"Sauveur, laissez nous mourir" ("Lieber Heiland, lass uns sterben"), voilà un titre prophétique et pour le moins dichotomique du onzième album du saxophoniste suédois Martin Küchen, qui se plait à souligner l'ironie de l'histoire entre une pochette de camp de concentration et le troisième titre de l'album ("Purcell in the Eternal Deir Yassin"), en référence au massacre perpétré en 1948 par le groupe sioniste Irgoun contre les Palestiniens.
On pourrait objecter que suédois + jazz avant garde + titre mystique = attention musique d'intello qui s'astique le cortex pour se donner une contenance dans les soirées mondaines.
Ce n'est pas tout à fait faux, car le saxophoniste prend un malin plaisir à prendre son instrument pour un didgeridoo. Evidemment, pas de rythme à la batterie, pas de refrain, pas de couplet qui encadreraient un improvisateur fou. Tout ici donne l'impression d'être improvisé, dans un seul but : trouver un son. Küchen a décidé d'enregistrer dans la crypte du monastère de Lund pour arriver à unir histoire et son, comme il le décrit lui-même.
Comme on le sait, la cuisine moléculaire n'est pas de la cuisine mais de la chimie gustative. Appliquons ce brillant aphorisme à Küchen qui ne fait pas de la musique mais de la recherche instrumentale.

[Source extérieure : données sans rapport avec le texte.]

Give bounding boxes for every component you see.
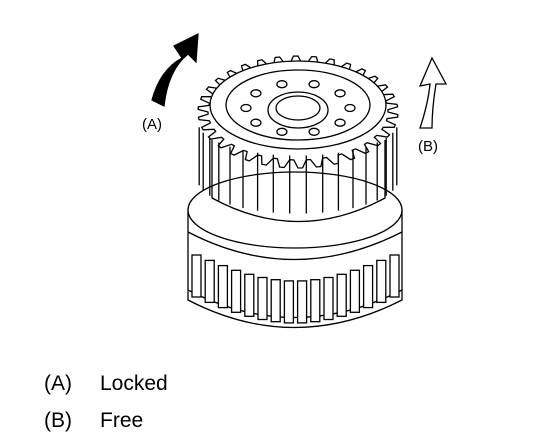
bolt-hole — [276, 127, 288, 136]
drum-slot — [296, 280, 308, 324]
bolt-hole — [308, 127, 320, 136]
drum-slot — [362, 264, 374, 309]
bolt-hole — [334, 118, 346, 127]
drum-slot — [283, 280, 295, 324]
drum-slot — [349, 269, 361, 313]
drum-slots — [191, 254, 400, 324]
drum-slot — [204, 259, 215, 304]
drum-slot — [217, 264, 229, 309]
legend-key: (B) — [44, 409, 72, 432]
legend-text: Free — [100, 409, 144, 432]
legend-key: (A) — [44, 372, 72, 395]
drum-slot — [336, 273, 347, 317]
bolt-hole — [276, 80, 288, 89]
drum-slot — [270, 279, 281, 323]
rotation-arrow-b — [418, 56, 448, 129]
drum-slot — [389, 254, 400, 298]
drum-slot — [323, 276, 334, 321]
legend-text: Locked — [100, 372, 168, 395]
drum-slot — [310, 279, 321, 323]
clutch-drum — [187, 171, 403, 329]
drum-slot — [230, 269, 242, 313]
bolt-hole — [240, 103, 252, 113]
drum-slot — [257, 276, 268, 321]
bolt-holes — [240, 80, 356, 136]
legend: (A) Locked (B) Free — [44, 372, 168, 446]
bolt-hole — [308, 80, 320, 89]
callout-a: (A) — [142, 116, 162, 133]
bolt-hole — [344, 103, 356, 113]
rotation-arrow-a — [151, 32, 199, 107]
bolt-hole — [334, 89, 346, 98]
callout-b: (B) — [418, 138, 438, 155]
bolt-hole — [250, 89, 262, 98]
legend-item-a: (A) Locked — [44, 372, 168, 409]
bolt-hole — [250, 118, 262, 127]
drum-slot — [376, 259, 387, 304]
drum-slot — [244, 273, 255, 317]
gear-hub — [209, 60, 387, 150]
legend-item-b: (B) Free — [44, 409, 168, 446]
drum-slot — [191, 254, 202, 298]
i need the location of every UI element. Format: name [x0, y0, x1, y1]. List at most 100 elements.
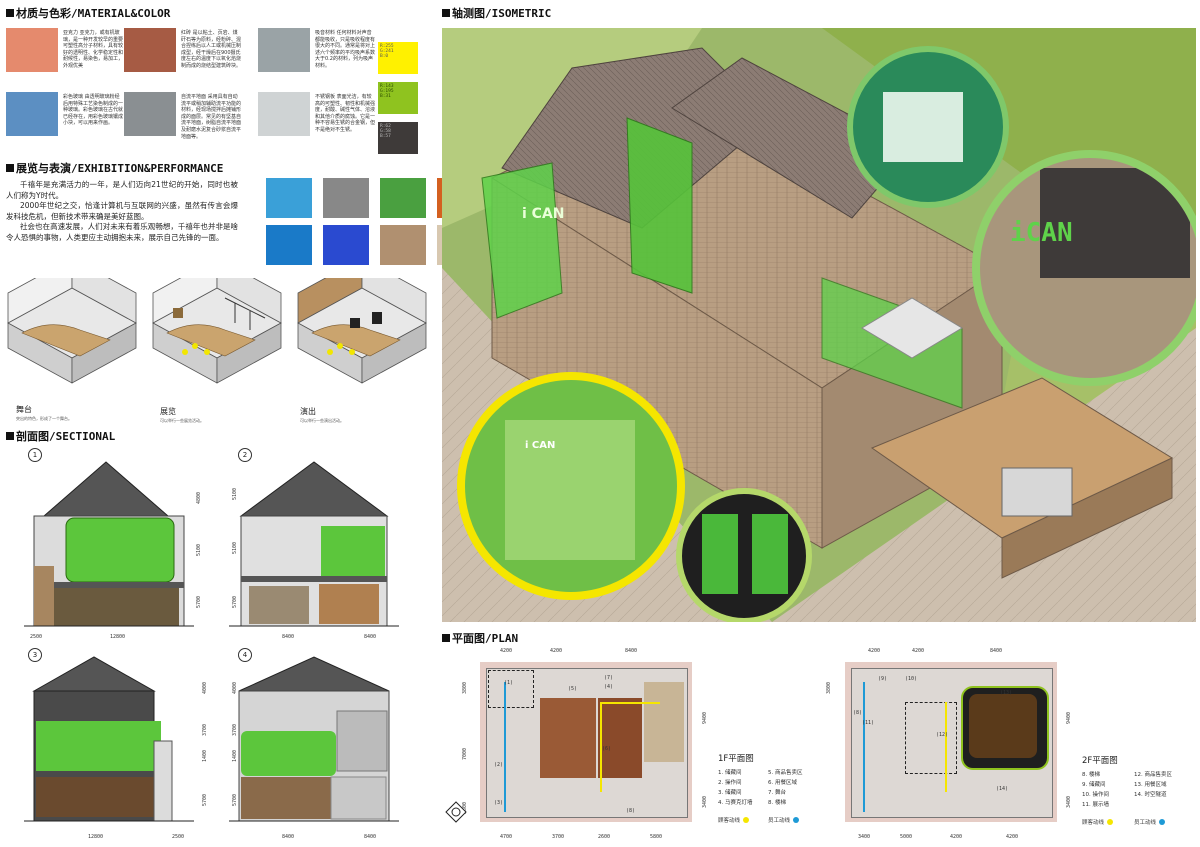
section-2 [229, 461, 399, 627]
room-number: (9) [878, 676, 888, 682]
plan-dimension: 4200 [500, 648, 513, 654]
legend-item: 8. 楼梯 [1082, 772, 1100, 778]
era-thumbnail [266, 178, 312, 218]
legend-item: 3. 储藏间 [718, 790, 742, 796]
callout-wall-sign: iCAN [1010, 218, 1073, 248]
room-number: (14) [996, 786, 1009, 792]
dimension-label: 8400 [282, 634, 295, 640]
legend-item: 7. 舞台 [768, 790, 786, 796]
legend-item: 10. 操作间 [1082, 792, 1109, 798]
plan-dimension: 9400 [702, 711, 708, 724]
staff-flow-label: 员工动线 [1134, 820, 1157, 826]
dimension-label: 5100 [232, 487, 238, 500]
iso-block-label: 展览 [160, 407, 176, 416]
plan-dimension: 7000 [462, 747, 468, 760]
plan-1f [480, 662, 692, 822]
iso-block-sub: 突出的特色，形成了一个舞台。 [16, 416, 72, 421]
dimension-label: 5100 [232, 541, 238, 554]
dimension-label: 12800 [88, 834, 104, 840]
plan-dimension: 4200 [950, 834, 963, 840]
material-image [6, 28, 58, 72]
era-thumbnail [323, 178, 369, 218]
callout-circle-corridor [676, 488, 812, 622]
legend-item: 5. 商品售卖区 [768, 770, 803, 776]
dimension-label: 3700 [202, 723, 208, 736]
dimension-label: 4800 [196, 491, 202, 504]
room-number: (8) [626, 808, 636, 814]
section-title-sectional: 剖面图/SECTIONAL [6, 428, 115, 444]
iso-sign-ican: i CAN [522, 206, 565, 222]
iso-block-sub: 可以举行一些展览活动。 [160, 418, 204, 423]
plan-dimension: 4200 [868, 648, 881, 654]
dimension-label: 3700 [232, 723, 238, 736]
dimension-label: 2500 [172, 834, 185, 840]
swatch-value: G:58 [380, 129, 391, 134]
iso-room-stage [7, 278, 137, 384]
legend-item: 12. 商品售卖区 [1134, 772, 1172, 778]
dimension-label: 5700 [202, 793, 208, 806]
swatch-value: R:255 [380, 44, 394, 49]
plan-dimension: 5800 [650, 834, 663, 840]
era-thumbnail [380, 225, 426, 265]
swatch-value: G:195 [380, 89, 394, 94]
staff-flow-legend: 员工动线 [768, 816, 800, 824]
section-1 [24, 461, 194, 627]
isometric-view: i CAN i CAN iCAN [442, 28, 1196, 622]
era-thumbnail [380, 178, 426, 218]
room-number: (2) [494, 762, 504, 768]
staff-flow-label: 员工动线 [768, 818, 791, 824]
era-thumbnail [323, 225, 369, 265]
room-number: (7) [604, 675, 614, 681]
room-number: (4) [604, 684, 614, 690]
plan-dimension: 3400 [858, 834, 871, 840]
sectional-drawings [24, 461, 399, 822]
plan-dimension: 4200 [1006, 834, 1019, 840]
room-number: (12) [936, 732, 949, 738]
dimension-label: 5700 [196, 595, 202, 608]
room-number: (1) [504, 680, 514, 686]
section-title-plan: 平面图/PLAN [442, 630, 518, 646]
material-text: 自流平地面 采用具有自动流平或稍加辅助流平功能的材料，经现场搅拌后摊铺形成的面层… [181, 94, 242, 140]
swatch-value: B:0 [380, 54, 389, 59]
plan2-title: 2F平面图 [1082, 756, 1118, 766]
callout-circle-lockers [847, 46, 1009, 208]
legend-item: 6. 用餐区域 [768, 780, 797, 786]
room-number: (11) [862, 720, 875, 726]
exhibition-text: 千禧年是充满活力的一年，是人们迈向21世纪的开始，同时也被人们称为Y时代。 20… [6, 180, 238, 242]
plan-dimension: 9400 [1066, 711, 1072, 724]
plan-dimension: 8400 [990, 648, 1003, 654]
plan-dimension: 3800 [826, 681, 832, 694]
dimension-label: 1400 [202, 749, 208, 762]
dimension-label: 8400 [364, 634, 377, 640]
material-image [258, 92, 310, 136]
plan-dimension: 3800 [462, 681, 468, 694]
guest-flow-legend: 顾客动线 [718, 816, 750, 824]
material-image [124, 28, 176, 72]
section-number: 4 [238, 648, 252, 662]
iso-block-label: 演出 [300, 407, 316, 416]
plan-dimension: 5000 [900, 834, 913, 840]
material-text: 亚克力 亚克力，或有机玻璃，是一种开发较早的重要可塑性高分子材料，具有较好的透明… [63, 30, 124, 69]
dimension-label: 5700 [232, 793, 238, 806]
iso-room-performance [297, 278, 427, 384]
swatch-value: R:143 [380, 84, 394, 89]
section-number: 1 [28, 448, 42, 462]
legend-item: 4. 马赛克灯墙 [718, 800, 753, 806]
section-title-exhibition: 展览与表演/EXHIBITION&PERFORMANCE [6, 160, 223, 176]
iso-rooms-diagram [7, 278, 427, 384]
dimension-label: 5100 [196, 543, 202, 556]
swatch-value: B:57 [380, 134, 391, 139]
section-3 [24, 656, 194, 822]
legend-item: 1. 储藏间 [718, 770, 742, 776]
material-text: 红砖 是以粘土、页岩、煤矸石等为原料，经粉碎、混合捏练后以人工或机械压制成型，经… [181, 30, 242, 69]
iso-block-sub: 可以举行一些演出活动。 [300, 418, 344, 423]
era-thumbnail [266, 225, 312, 265]
guest-flow-legend: 顾客动线 [1082, 818, 1114, 826]
legend-item: 13. 用餐区域 [1134, 782, 1167, 788]
plan-dimension: 3400 [1066, 795, 1072, 808]
callout-circle-entrance: i CAN [457, 372, 685, 600]
material-text: 不锈钢板 表面光洁，有较高的可塑性、韧性和机械强度，耐酸、碱性气体、溶液和其他介… [315, 94, 376, 133]
dimension-label: 8400 [364, 834, 377, 840]
staff-flow-dot [793, 817, 800, 823]
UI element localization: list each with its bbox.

On écoutera pas "Lieber Heiland, lass uns sterben" en rentrant du boulot avec les enfants qui vous courent dans les pattes. Cet album est trop intimiste. Et pourtant il est incroyablement relaxant et dépaysant. Loin de ces artistes dits de musique moderne qui usent et abusent des dissonances et des harmoniques et vous font décrocher au bout de deux minutes, Küchen utilise son sax comme un souffle de vent.
On s'imagine volontiers dans les grandes forêts nordiques, la neige jusqu'au cou en écoutant le vent dans les arbres ("Lieber Heiland, lass uns sterben"). Une étrange atmosphère s'en dégage, vaguement inquiétante comme si on allait tomber nez à nez avec une meute de loups.
Mais le paroxysme est "Purcell in the Eternal Deir Yassin". Cette composition orientale entêtante sur fond de basse continue, nous happe et nous téléporte carrément sur les lieux du massacre, impression d'être au milieu des corps, dans le silence après la mort. Et pourtant malgré la gravité quelle sérénité !
Puis "Ruf zu mir" évoque une vieille baraque délabrée battue par les courant d'airs, où on ne sait quel fantôme jouerait des morceaux du bon vieux temps sur un piano désaccordé.
Un voyage expérimental captivant, où la volonté de Martin Küchen de donner à l'auditeur des sons sans épithètes et sans dénominations pour se les approprier est pleinement réussie.